Ok... I'll admit it. I'm angry now. I'm really angry. God only knows why I feel motivated to write at this moment.
Someone came by my house today that was very rude... very angry. That, of course, ruined my day.
I'm sort of a sponge. I love to talk to people that are happy. It cheers me up. A similar thing happens when I'm around people that are angry. I can't shut anger out. It either has to be resolved right then and there... or I get angry too.
Its a disease.
The guy that came by my house believed that his anger was justified. In truth, I knew he felt this way. He had revealed this anger to me time after time. So why was today different?
We are leaving. My wife and I are heading back to the United States. This man will be left to deal with his anger. I would like to think that I could play a role in resolving his anger. I haven't succeeded yet. It usually sounds more like an argument than a therapy session.
I can pray. Even though I know the power of prayer, it still seems like a cop out.
I have a personal relationship with this guy. Can I just walk away? Maybe I have to... I know that God is at work. I have to trust that.
If you think this problem is going to resolve itself by the end of this post, you are wrong. God will have to show me what to do in this specific instance.
But that isn't the point. This post isn't about a specific instance.
Anger ruins everything. Righteous anger is great! Don't mishear me. It is used to expose problems and create an opportunity for healing. You have to realize that only God knows if your anger is truly justified. We can play the justification game all day long. In the end... Only God knows.
Will your anger expose problems and bring healing?
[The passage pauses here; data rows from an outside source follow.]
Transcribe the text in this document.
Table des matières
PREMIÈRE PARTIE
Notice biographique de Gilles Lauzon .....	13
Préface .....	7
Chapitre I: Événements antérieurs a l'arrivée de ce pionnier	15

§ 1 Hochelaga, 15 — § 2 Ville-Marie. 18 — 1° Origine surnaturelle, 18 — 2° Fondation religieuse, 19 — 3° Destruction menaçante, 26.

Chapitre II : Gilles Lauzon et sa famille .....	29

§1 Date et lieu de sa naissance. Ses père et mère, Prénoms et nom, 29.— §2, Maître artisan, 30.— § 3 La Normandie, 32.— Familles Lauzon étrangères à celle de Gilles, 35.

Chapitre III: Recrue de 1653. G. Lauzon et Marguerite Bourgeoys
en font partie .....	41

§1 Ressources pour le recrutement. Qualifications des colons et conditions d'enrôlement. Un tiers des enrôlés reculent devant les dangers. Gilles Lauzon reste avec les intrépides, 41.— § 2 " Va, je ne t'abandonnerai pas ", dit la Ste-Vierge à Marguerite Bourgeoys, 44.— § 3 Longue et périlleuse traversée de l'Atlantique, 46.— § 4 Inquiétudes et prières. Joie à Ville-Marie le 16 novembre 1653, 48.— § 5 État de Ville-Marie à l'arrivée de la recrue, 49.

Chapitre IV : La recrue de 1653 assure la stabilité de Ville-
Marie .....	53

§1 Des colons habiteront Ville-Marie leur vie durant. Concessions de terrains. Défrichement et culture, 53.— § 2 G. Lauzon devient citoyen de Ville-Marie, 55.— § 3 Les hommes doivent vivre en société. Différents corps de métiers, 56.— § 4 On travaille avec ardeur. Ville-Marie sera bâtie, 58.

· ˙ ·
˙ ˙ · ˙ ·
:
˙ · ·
Will your anger just ruin someone's day and ultimately lead to nothing?
The guy that vented had no intention of finding healing. His complaints weren't aimed at me. They were aimed at someone else. I still had to stand there and listen. I either had to agree and feed the problem or disagree and create an arguement.
We argued.
We didn't get anywhere. We were both angry when he left.
Double the anger.
Have you ever been loved for no apparent reason? Let me be specific:
Have you ever been standing in line at the grocery store and had the person in front of you insist that you go first?
Have you ever been to lunch with a friend and had them pick up the check?
Have you ever had someone hold the door for you? You know the scenario... you are so thankful that you run your final steps to get inside so you can show your appreciation.
Love is infectious. So is anger.
How do you want to impact this world? You will leave a mark whether you intend to or not.
Consider the other guy when you are angry. Consider the strangers. Consider your family.
When I'm angry, I don't allow people to go ahead of me in the check out line.
When I'm angry, I don't pick up the check for my friends lunch.
When I'm angry, I don't hold the door for anyone.
Anger steals joy. It steals the desire to spread joy. It steals the happiness of those that would have otherwise been blessed.
I'm less angry now. Writing is therapeutic.
I'm going to look for an opportunity to bless someone else. I'm going to try harder than usual. I'm going to see to it that someone smiles because of me.
Ultimately, this person will smile because someone else was angry.
Won't that be a fun way to break the cycle?